Qu'entendons-nous par "développer nos écosystèmes"?



Nicolas Hulot, Ministre d’état de la transition écologique et solidaire, dans un tweet du 24 octobre, a demandé aux agences régionales de l’agence française pour la biodiversité, de “développer nos écosystèmes”. Cette expression est nouvelle, mais si ces mots chantent bien, ils ne nous parlent encore en rien. En effet, s'ils devaient être appliqués à la lettre, la demande de Nicolas Hulot, non seulement sortirait du mandat régit par la loi biodiversité, mais surtout elle dépasserait l’imaginaire actuel de notre société. Développer le vivant non humain est une idée qui n’appartient pas encore à notre culture au développement explicitement anthropocentré. Proposer cette bonne idée sans la consolider préalablement par le débat sociétal nécessaire revient malheureusement seulement à gâcher son potentiel. Le public ne peut pas apercevoir son innovation ni donc l’appliquer en cohérence.

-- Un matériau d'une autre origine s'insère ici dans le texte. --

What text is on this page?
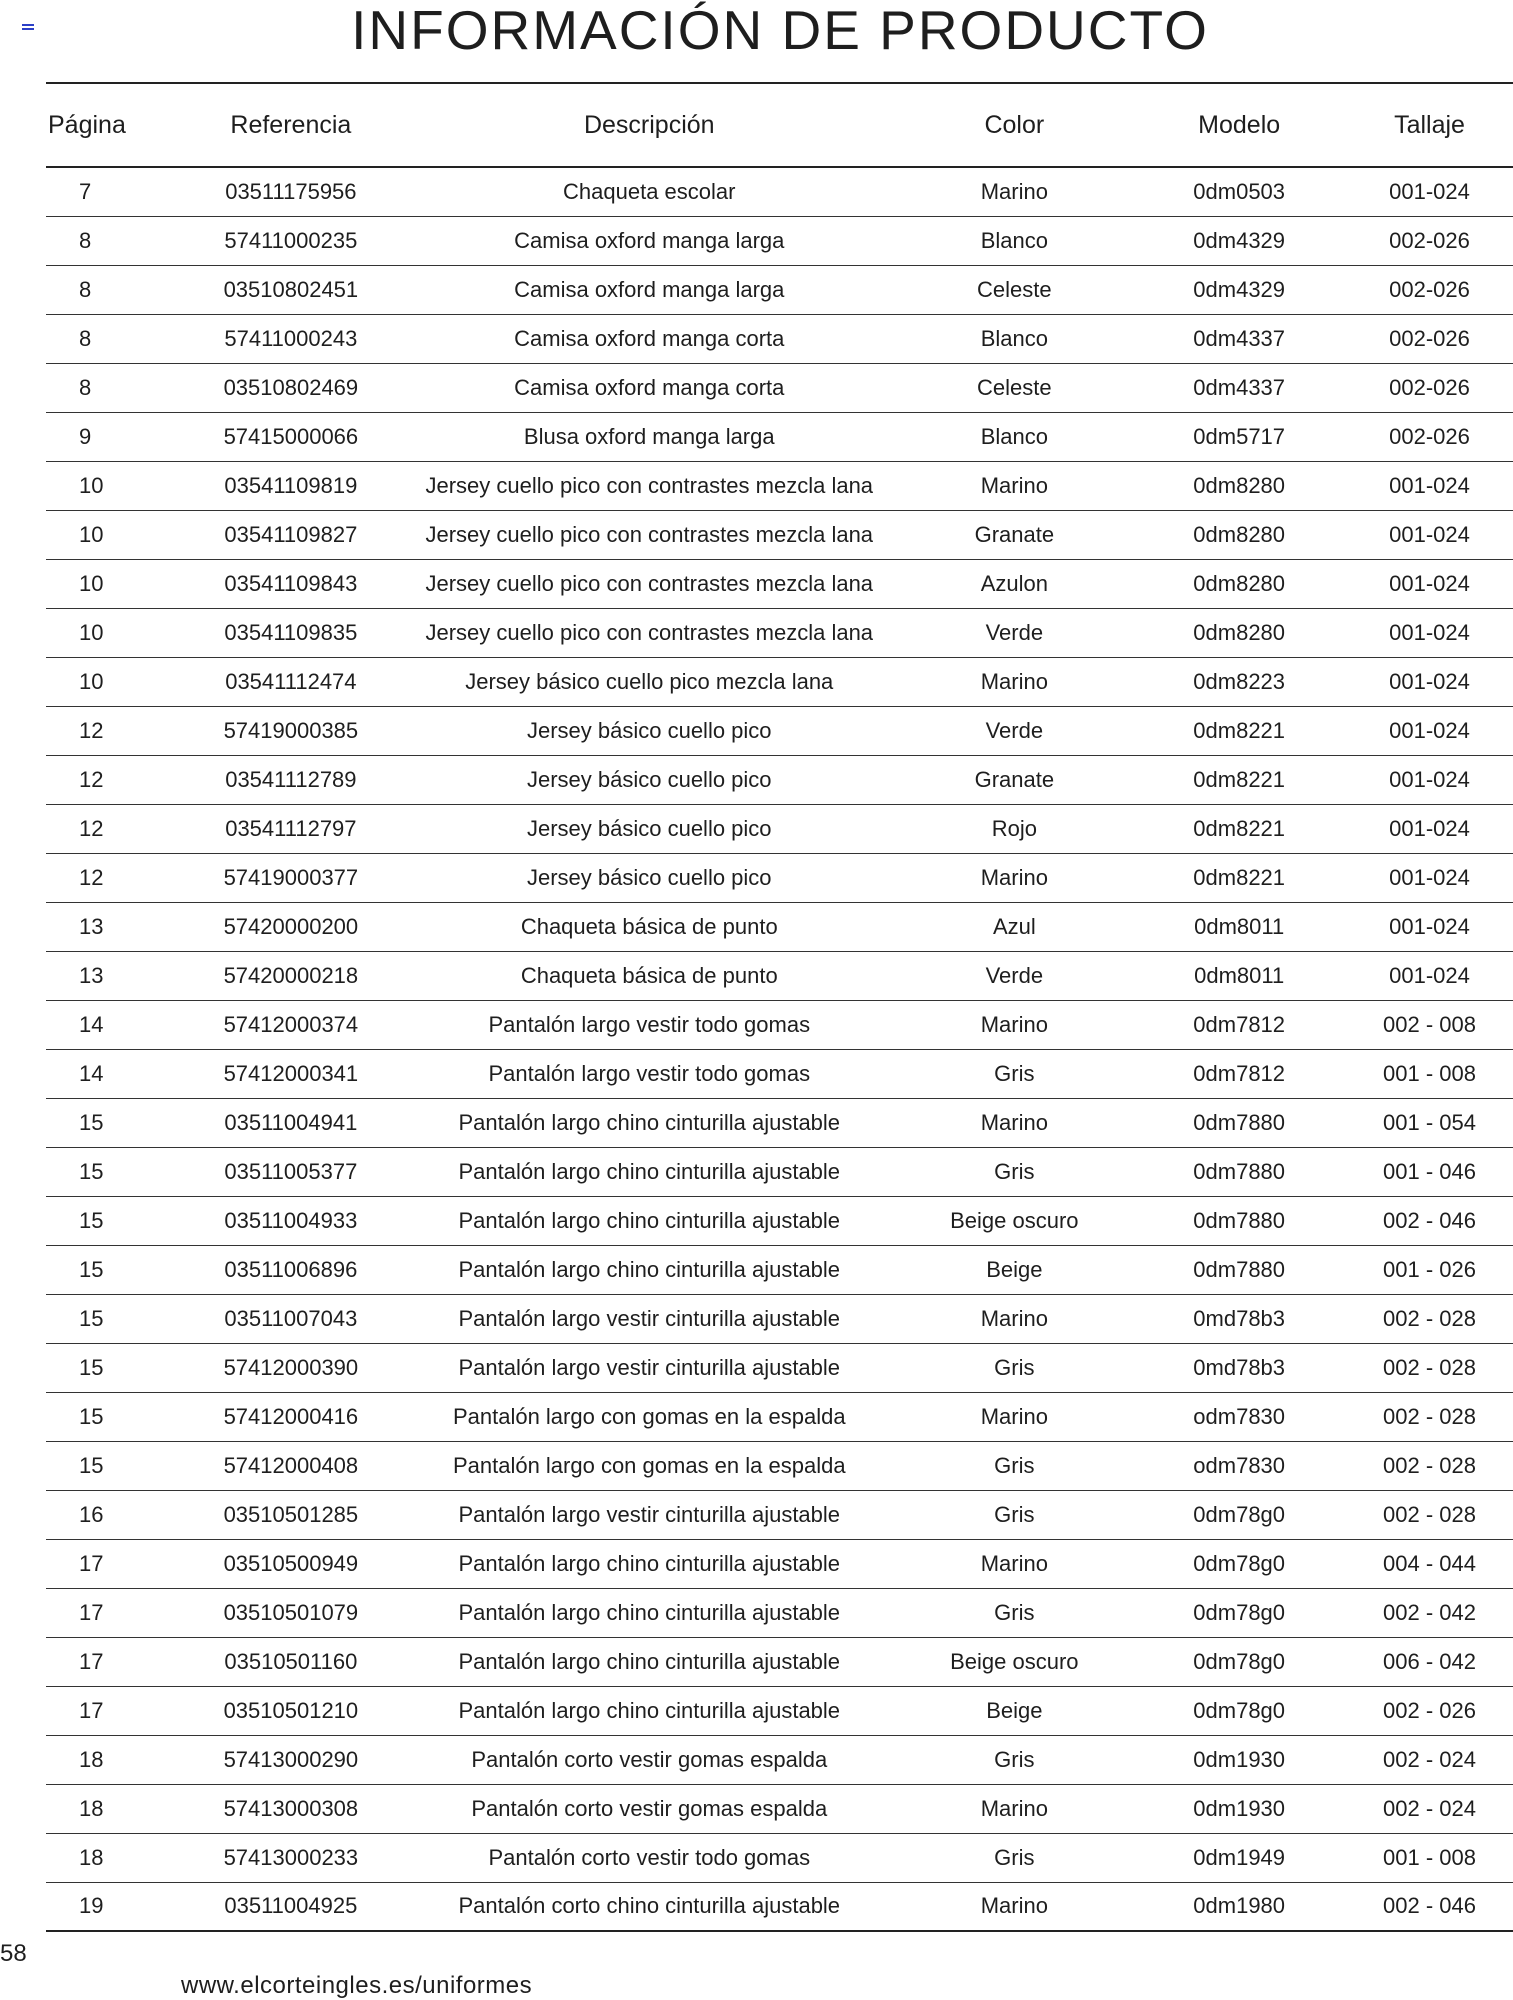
INFORMACIÓN DE PRODUCTO
Página	Referencia	Descripción	Color	Modelo	Tallaje
7	03511175956	Chaqueta escolar	Marino	0dm0503	001-024
8	57411000235	Camisa oxford manga larga	Blanco	0dm4329	002-026
8	03510802451	Camisa oxford manga larga	Celeste	0dm4329	002-026
8	57411000243	Camisa oxford manga corta	Blanco	0dm4337	002-026
8	03510802469	Camisa oxford manga corta	Celeste	0dm4337	002-026
9	57415000066	Blusa oxford manga larga	Blanco	0dm5717	002-026
10	03541109819	Jersey cuello pico con contrastes mezcla lana	Marino	0dm8280	001-024
10	03541109827	Jersey cuello pico con contrastes mezcla lana	Granate	0dm8280	001-024
10	03541109843	Jersey cuello pico con contrastes mezcla lana	Azulon	0dm8280	001-024
10	03541109835	Jersey cuello pico con contrastes mezcla lana	Verde	0dm8280	001-024
10	03541112474	Jersey básico cuello pico mezcla lana	Marino	0dm8223	001-024
12	57419000385	Jersey básico cuello pico	Verde	0dm8221	001-024
12	03541112789	Jersey básico cuello pico	Granate	0dm8221	001-024
12	03541112797	Jersey básico cuello pico	Rojo	0dm8221	001-024
12	57419000377	Jersey básico cuello pico	Marino	0dm8221	001-024
13	57420000200	Chaqueta básica de punto	Azul	0dm8011	001-024
13	57420000218	Chaqueta básica de punto	Verde	0dm8011	001-024
14	57412000374	Pantalón largo vestir todo gomas	Marino	0dm7812	002 - 008
14	57412000341	Pantalón largo vestir todo gomas	Gris	0dm7812	001 - 008
15	03511004941	Pantalón largo chino cinturilla ajustable	Marino	0dm7880	001 - 054
15	03511005377	Pantalón largo chino cinturilla ajustable	Gris	0dm7880	001 - 046
15	03511004933	Pantalón largo chino cinturilla ajustable	Beige oscuro	0dm7880	002 - 046
15	03511006896	Pantalón largo chino cinturilla ajustable	Beige	0dm7880	001 - 026
15	03511007043	Pantalón largo vestir cinturilla ajustable	Marino	0md78b3	002 - 028
15	57412000390	Pantalón largo vestir cinturilla ajustable	Gris	0md78b3	002 - 028
15	57412000416	Pantalón largo con gomas en la espalda	Marino	odm7830	002 - 028
15	57412000408	Pantalón largo con gomas en la espalda	Gris	odm7830	002 - 028
16	03510501285	Pantalón largo vestir cinturilla ajustable	Gris	0dm78g0	002 - 028
17	03510500949	Pantalón largo chino cinturilla ajustable	Marino	0dm78g0	004 - 044
17	03510501079	Pantalón largo chino cinturilla ajustable	Gris	0dm78g0	002 - 042
17	03510501160	Pantalón largo chino cinturilla ajustable	Beige oscuro	0dm78g0	006 - 042
17	03510501210	Pantalón largo chino cinturilla ajustable	Beige	0dm78g0	002 - 026
18	57413000290	Pantalón corto vestir gomas espalda	Gris	0dm1930	002 - 024
18	57413000308	Pantalón corto vestir gomas espalda	Marino	0dm1930	002 - 024
18	57413000233	Pantalón corto vestir todo gomas	Gris	0dm1949	001 - 008
19	03511004925	Pantalón corto chino cinturilla ajustable	Marino	0dm1980	002 - 046
58
www.elcorteingles.es/uniformes
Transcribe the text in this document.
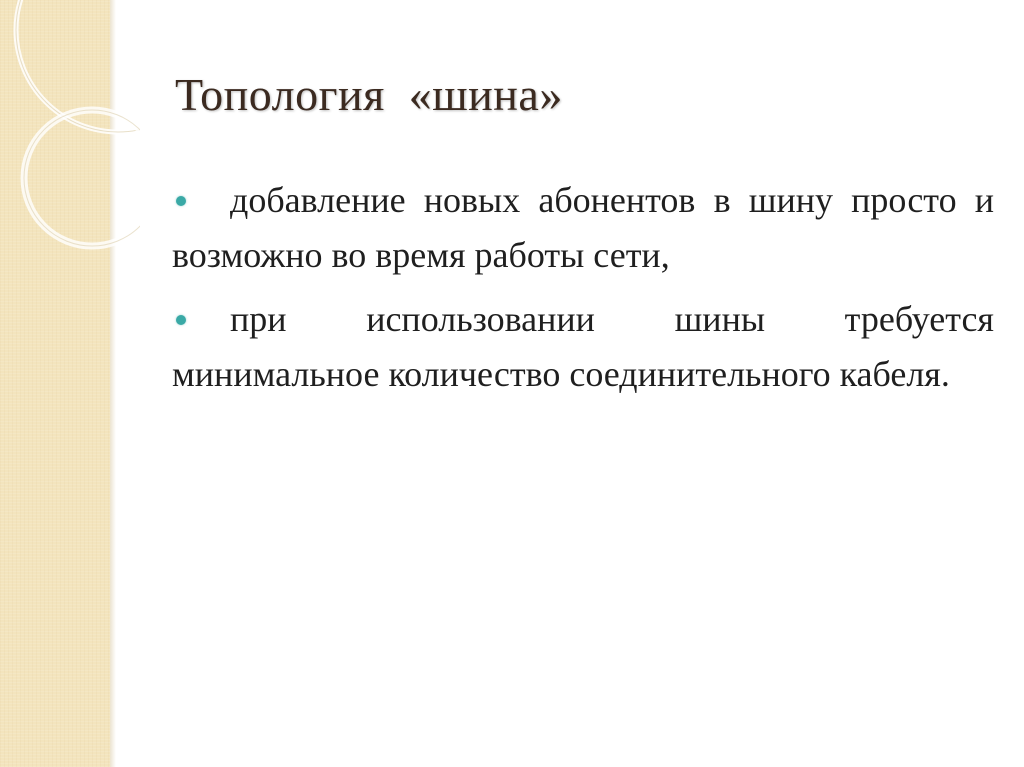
Топология  «шина»
добавление новых абонентов в шину просто и возможно во время работы сети,
при использовании шины требуется минимальное количество соединительного кабеля.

Il suffit de regarder le nombre d’occurrences sur Internet de cette expression avant son utilisation par Nicolas Hulot - zéro - pour comprendre sa très grande nouveauté. Pourtant, à la lire dans un tweet, nous ne ressentons pas l’émulation qu'une telle innovation aurait pu et dû ainsi véhiculer. Comme aucune explication n’a accompagné ces mots, ceux-ci s'avèrent dans les faits non performatifs. Ils restent compris dans le strict cadre de la loi pour la reconquête de la biodiversité définissant le mandat de l’agence pour la biodiversité. Celle-ci se cantonne à protéger le vivant non humain, rien de plus ambitieux. Alors quand Nicolas Hulot parle de développement des écosystèmes, nous comprenons qu’il ne dit pas à proprement parler cela. Nous pensons qu’il parle de leur conservation de la biodiversité. Une suggestion citoyenne d’intégrer le développement de la biodiversité à l’esprit de la loi avait bien été transmise, il y a deux ans, sur la plateforme parlement et citoyen mais elle n’a pas retenue l’attention des parlementaires. Il existe ainsi une différence évidente entre l’esprit de la loi qui cherche la valorisation de la biodiversité au service du développement humain et un esprit qui veut faire profiter du développement humain l’ensemble du vivant. Mon enfant de 12 ans comprend cette différence de “mentalité” (c’est le mot qu’elle utilise). Reporterre avait d’ailleurs relayé le 16 juin 2017 notre interrogation à ce sujet au ministre Nicolas Hulot. Cette demande d’explication n’a malheureusement entraîné aucune réponse ni ouvert de débat sur le sujet avec les responsables de la biodiversité. Développer le vivant non humain, ce serait accepter d’élargir la base de notre civilisation à tout le vivant. C’est donner le droit de cité à la biodiversité. C’est saisir que la biodiversité est culture plus que nature. C’est comprendre que c’est ce qu’on appelle la nature qui dépend en réalité des êtres vivants et non l’inverse. Malheureusement pour nous, nous nous représentons toujours les êtres vivants non humains comme de simples créatures. Développer la biodiversité, c’est reconnaître qu’ils sont créateurs, vivants et supérieurs à la nature… autrement dit qu’ils sont nos semblables, plein et entier. C’est d’aucune façon donc penser leur conservation mais bien autrement faire de notre expansion celui de tout le vivant, et cela, afin d’assurer notre pérennité.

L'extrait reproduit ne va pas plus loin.